President Barack Obama is weighing in on football concussions and admits if he had a son, he’d have to think long and hard about letting him play “because of the physical toll the game takes.”
"I think that those of us who love the sport are going to have to wrestle with the fact that it will probably change gradually to try to reduce some of the violence," Obama told The New Republic.
"In some cases, that may make it a little bit less exciting, but it will be a whole lot better for the players, and those of us who are fans maybe won't have to examine our consciences quite as much."

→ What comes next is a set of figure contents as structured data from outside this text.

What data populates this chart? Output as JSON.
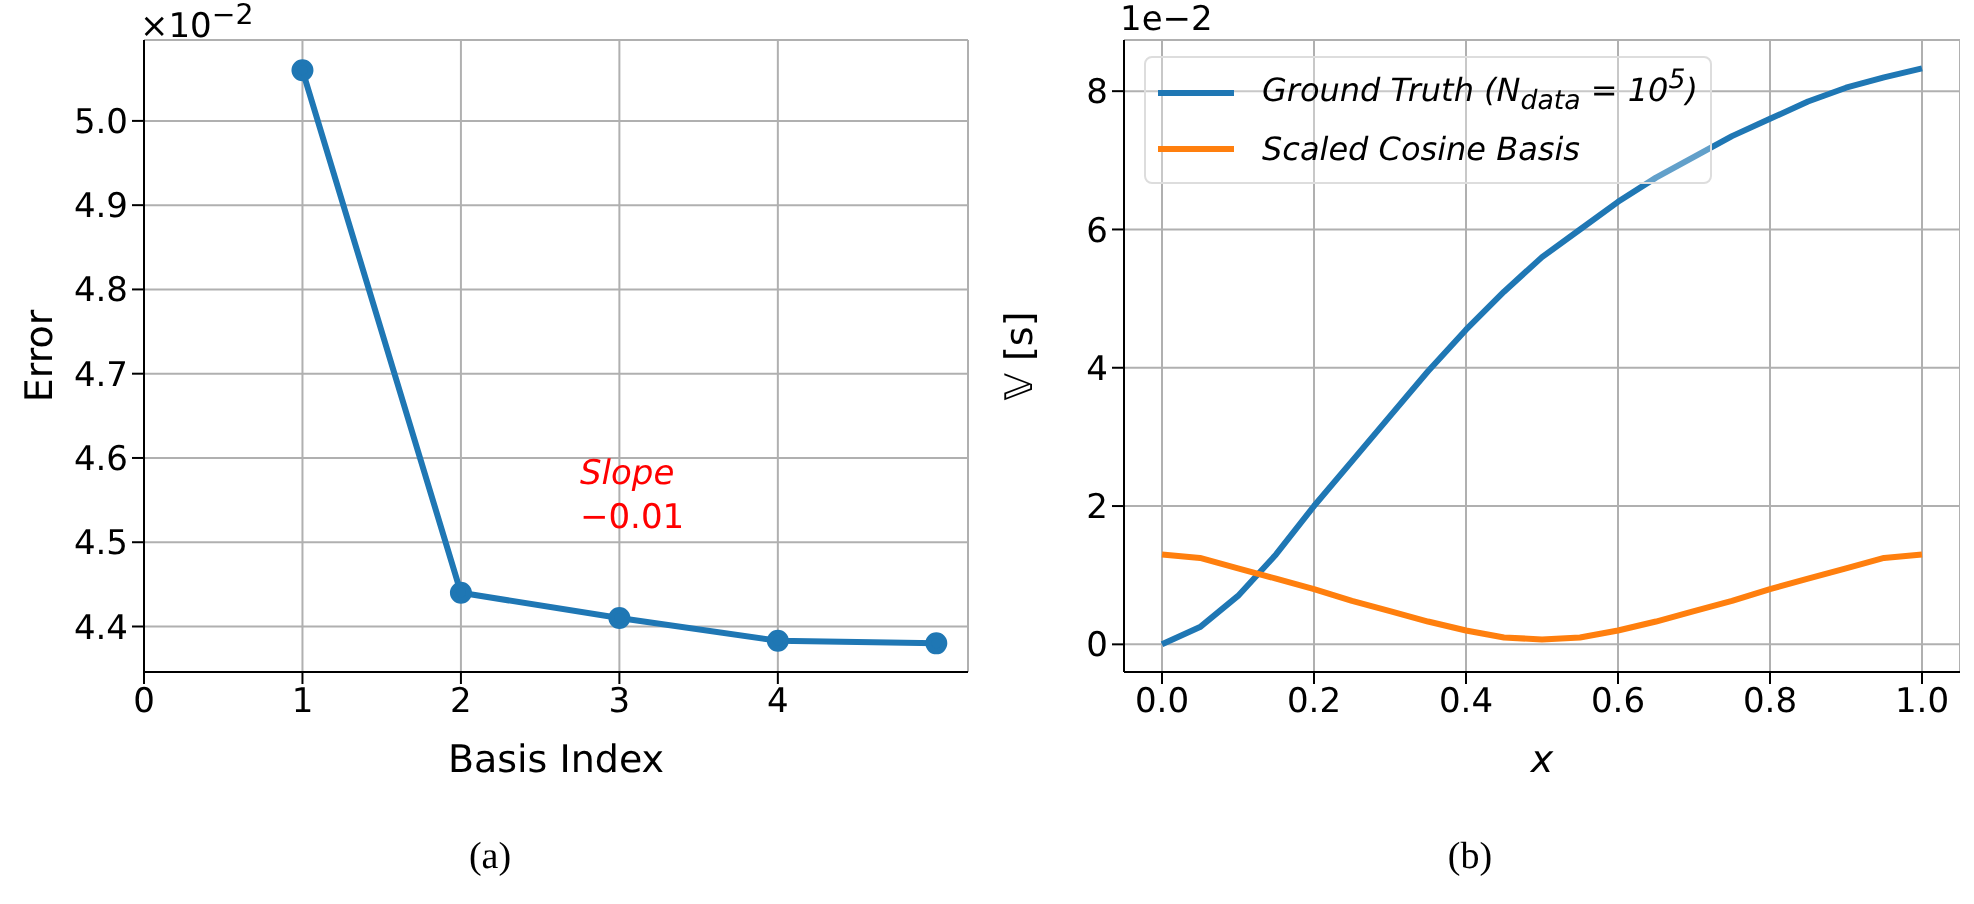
{
  "chart_data": [
    {
      "type": "line",
      "xlabel": "Basis Index",
      "ylabel": "Error",
      "x": [
        1,
        2,
        3,
        4,
        5
      ],
      "series": [
        {
          "color": "#1f77b4",
          "values": [
            5.06,
            4.44,
            4.41,
            4.383,
            4.38
          ]
        }
      ],
      "xlim": [
        0,
        5.2
      ],
      "xticks": [
        0,
        1,
        2,
        3,
        4
      ],
      "ylim": [
        4.346,
        5.096
      ],
      "yticks": [
        4.4,
        4.5,
        4.6,
        4.7,
        4.8,
        4.9,
        {
          "value": 5,
          "label": "5.0"
        }
      ],
      "grid": true,
      "marker": "circle",
      "legend": false,
      "annotations": [
        "×10$^{−2}$",
        "(a)",
        "Slope −0.01"
      ]
    },
    {
      "type": "line",
      "xlabel": "x",
      "ylabel": "𝕍 [s]",
      "x": [
        0,
        0.05,
        0.1,
        0.15,
        0.2,
        0.25,
        0.3,
        0.35,
        0.4,
        0.45,
        0.5,
        0.55,
        0.6,
        0.65,
        0.7,
        0.75,
        0.8,
        0.85,
        0.9,
        0.95,
        1.0
      ],
      "series": [
        {
          "name": "Ground Truth (N$_{data}$ = 10$^{5}$)",
          "color": "#1f77b4",
          "values": [
            0,
            0.25,
            0.7,
            1.3,
            2.0,
            2.65,
            3.3,
            3.95,
            4.55,
            5.1,
            5.6,
            6.0,
            6.4,
            6.75,
            7.05,
            7.35,
            7.6,
            7.85,
            8.05,
            8.2,
            8.33
          ]
        },
        {
          "name": "Scaled Cosine Basis",
          "color": "#ff7f0e",
          "values": [
            1.3,
            1.25,
            1.1,
            0.95,
            0.8,
            0.63,
            0.48,
            0.33,
            0.2,
            0.1,
            0.07,
            0.1,
            0.2,
            0.33,
            0.48,
            0.63,
            0.8,
            0.95,
            1.1,
            1.25,
            1.3
          ]
        }
      ],
      "xlim": [
        -0.05,
        1.05
      ],
      "xticks": [
        {
          "value": 0,
          "label": "0.0"
        },
        0.2,
        0.4,
        0.6,
        0.8,
        {
          "value": 1,
          "label": "1.0"
        }
      ],
      "ylim": [
        -0.4,
        8.74
      ],
      "yticks": [
        0,
        2,
        4,
        6,
        8
      ],
      "grid": true,
      "legend": "top left",
      "annotations": [
        "1e−2",
        "(b)"
      ]
    }
  ]
}
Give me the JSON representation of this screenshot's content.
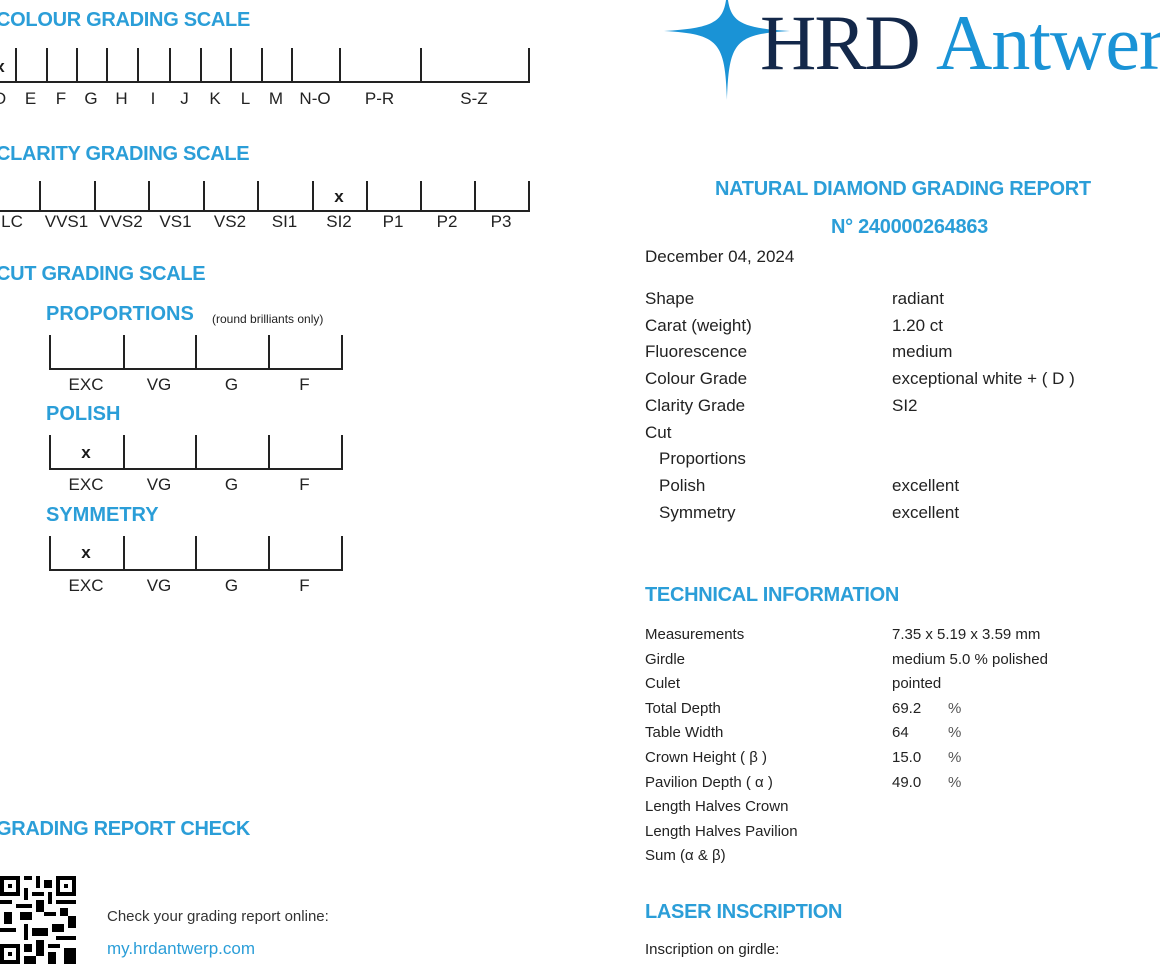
{
  "colour_scale": {
    "title": "COLOUR GRADING SCALE",
    "grades": [
      "D",
      "E",
      "F",
      "G",
      "H",
      "I",
      "J",
      "K",
      "L",
      "M",
      "N-O",
      "P-R",
      "S-Z"
    ],
    "selected": "D",
    "mark": "x"
  },
  "clarity_scale": {
    "title": "CLARITY GRADING SCALE",
    "grades": [
      "LC",
      "VVS1",
      "VVS2",
      "VS1",
      "VS2",
      "SI1",
      "SI2",
      "P1",
      "P2",
      "P3"
    ],
    "selected": "SI2",
    "mark": "x"
  },
  "cut_scale": {
    "title": "CUT GRADING SCALE",
    "proportions": {
      "title": "PROPORTIONS",
      "note": "(round brilliants only)",
      "grades": [
        "EXC",
        "VG",
        "G",
        "F"
      ],
      "selected": null
    },
    "polish": {
      "title": "POLISH",
      "grades": [
        "EXC",
        "VG",
        "G",
        "F"
      ],
      "selected": "EXC"
    },
    "symmetry": {
      "title": "SYMMETRY",
      "grades": [
        "EXC",
        "VG",
        "G",
        "F"
      ],
      "selected": "EXC"
    },
    "mark": "x"
  },
  "report_check": {
    "title": "GRADING REPORT CHECK",
    "text": "Check your grading report online:",
    "link": "my.hrdantwerp.com"
  },
  "logo": {
    "text_dark": "HRD",
    "text_blue": "Antwerp",
    "dark_color": "#13284a",
    "blue_color": "#1a93d6"
  },
  "report": {
    "title": "NATURAL DIAMOND GRADING REPORT",
    "number": "N° 240000264863",
    "date": "December 04, 2024",
    "fields": [
      {
        "label": "Shape",
        "value": "radiant"
      },
      {
        "label": "Carat (weight)",
        "value": "1.20 ct"
      },
      {
        "label": "Fluorescence",
        "value": "medium"
      },
      {
        "label": "Colour Grade",
        "value": "exceptional white + ( D )"
      },
      {
        "label": "Clarity Grade",
        "value": "SI2"
      },
      {
        "label": "Cut",
        "value": ""
      },
      {
        "label": "Proportions",
        "value": ""
      },
      {
        "label": "Polish",
        "value": "excellent"
      },
      {
        "label": "Symmetry",
        "value": "excellent"
      }
    ]
  },
  "technical": {
    "title": "TECHNICAL INFORMATION",
    "rows": [
      {
        "label": "Measurements",
        "value": "7.35 x 5.19 x 3.59 mm",
        "unit": ""
      },
      {
        "label": "Girdle",
        "value": "medium 5.0 % polished",
        "unit": ""
      },
      {
        "label": "Culet",
        "value": "pointed",
        "unit": ""
      },
      {
        "label": "Total Depth",
        "value": "69.2",
        "unit": "%"
      },
      {
        "label": "Table Width",
        "value": "64",
        "unit": "%"
      },
      {
        "label": "Crown Height ( β )",
        "value": "15.0",
        "unit": "%"
      },
      {
        "label": "Pavilion Depth ( α )",
        "value": "49.0",
        "unit": "%"
      },
      {
        "label": "Length Halves Crown",
        "value": "",
        "unit": ""
      },
      {
        "label": "Length Halves Pavilion",
        "value": "",
        "unit": ""
      },
      {
        "label": "Sum  (α & β)",
        "value": "",
        "unit": ""
      }
    ]
  },
  "laser": {
    "title": "LASER INSCRIPTION",
    "label": "Inscription on girdle:"
  },
  "colors": {
    "accent": "#2b9ed8",
    "text": "#222222"
  }
}
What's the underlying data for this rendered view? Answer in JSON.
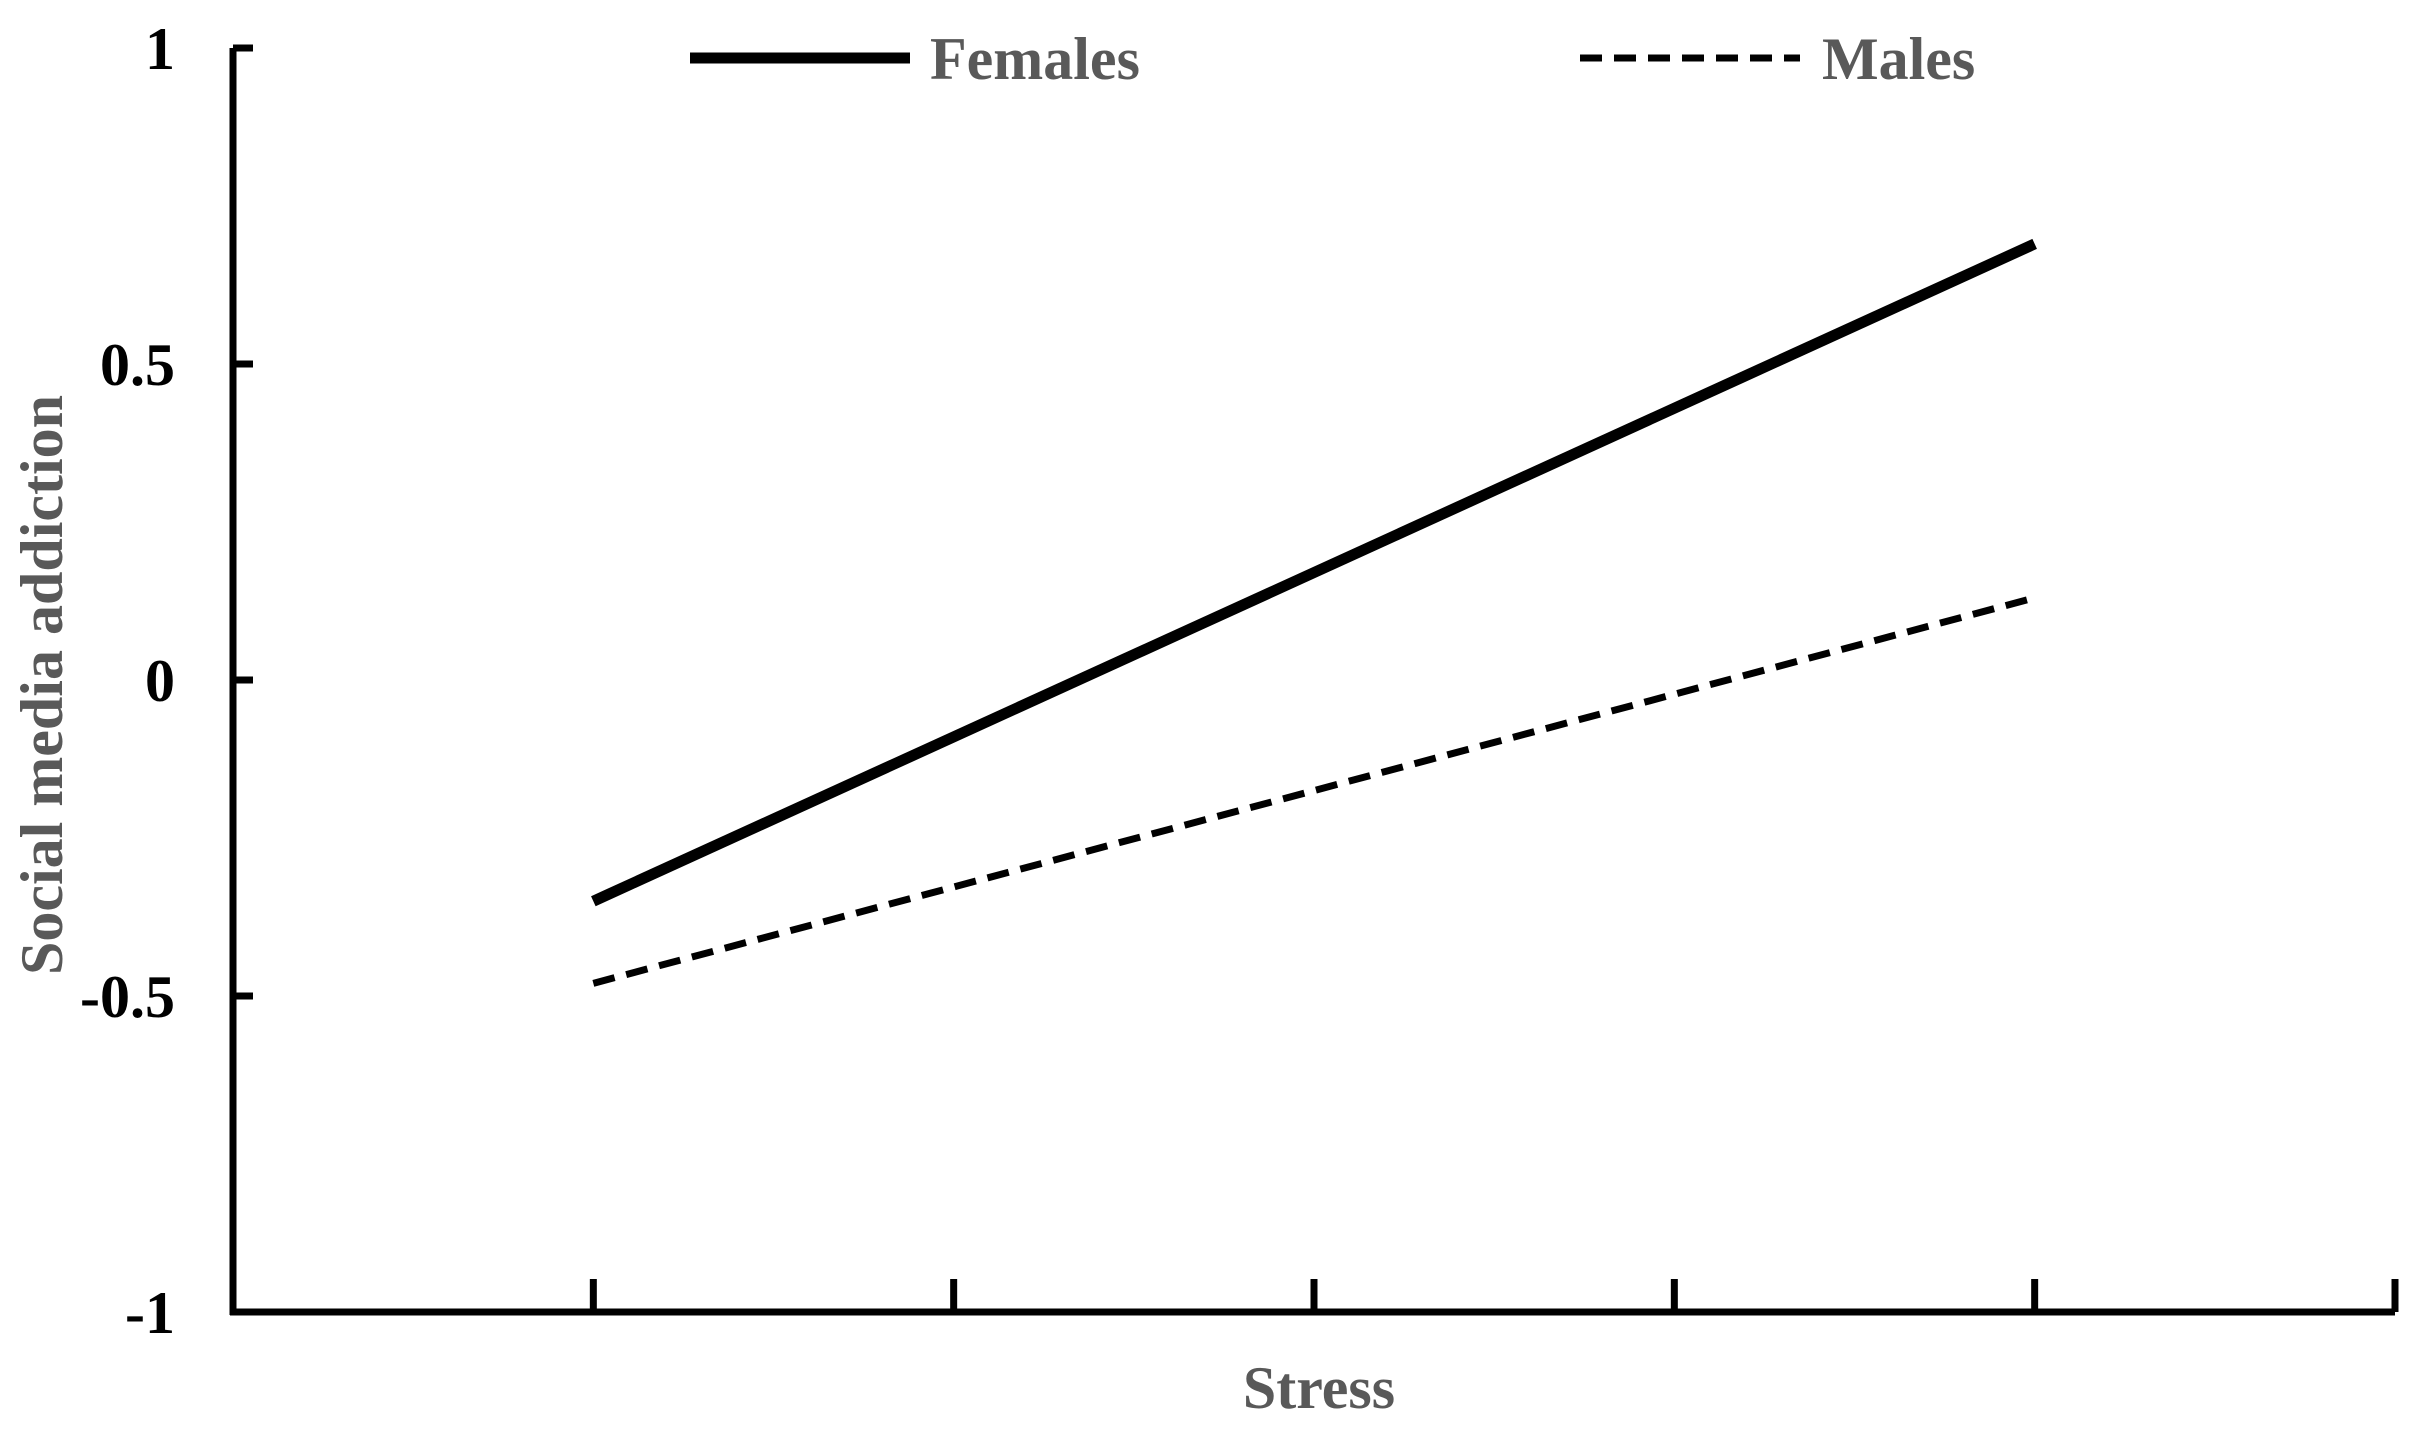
{
  "chart_data": {
    "type": "line",
    "title": "",
    "xlabel": "Stress",
    "ylabel": "Social media addiction",
    "ylim": [
      -1,
      1
    ],
    "yticks": [
      "1",
      "0.5",
      "0",
      "-0.5",
      "-1"
    ],
    "ytick_values": [
      1,
      0.5,
      0,
      -0.5,
      -1
    ],
    "xlim": [
      0,
      6
    ],
    "xtick_positions": [
      1,
      2,
      3,
      4,
      5,
      6
    ],
    "x": [
      1,
      5
    ],
    "grid": false,
    "legend_position": "top",
    "series": [
      {
        "name": "Females",
        "values": [
          -0.35,
          0.69
        ],
        "style": "solid",
        "color": "#000000"
      },
      {
        "name": "Males",
        "values": [
          -0.48,
          0.13
        ],
        "style": "dashed",
        "color": "#000000"
      }
    ]
  }
}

Retired NFL quarterback Wayne Clark said he’s already seen a lot of these changes. Clark played for the San Diego Chargers, the Cincinnati Bengals and the Kansas City Chiefs throughout his career.
“They’re already doing that, obviously, in the NFL, the rules are a lot different than when I played, with regard to protecting the quarterback and every other position too,” he said.
Clark was one of five retired NFL players who participated in a recent study linking concussions to brain disease that Chicago-area NorthShore University Health System collaborated on.
For the first time, doctors in the study were able to detect something called tau proteins in living players like Clark, which are linked with chronic traumatic encephalopathy or CTE.
Clark said when he was playing back in the '70s, concussions were just apart of the game and he didn’t think twice about getting one.
“ No more so than an ankle sprain or a sore arm for a quarterback or whatever,” he said.
Clark, 65, lives in Tustin, California.
Just like the president, he had to think twice about letting his only grandson play football.
“His parents have decided not to allow him to play pop warner or tackle football until he gets older and I think that’s a wise decision,” Clark said.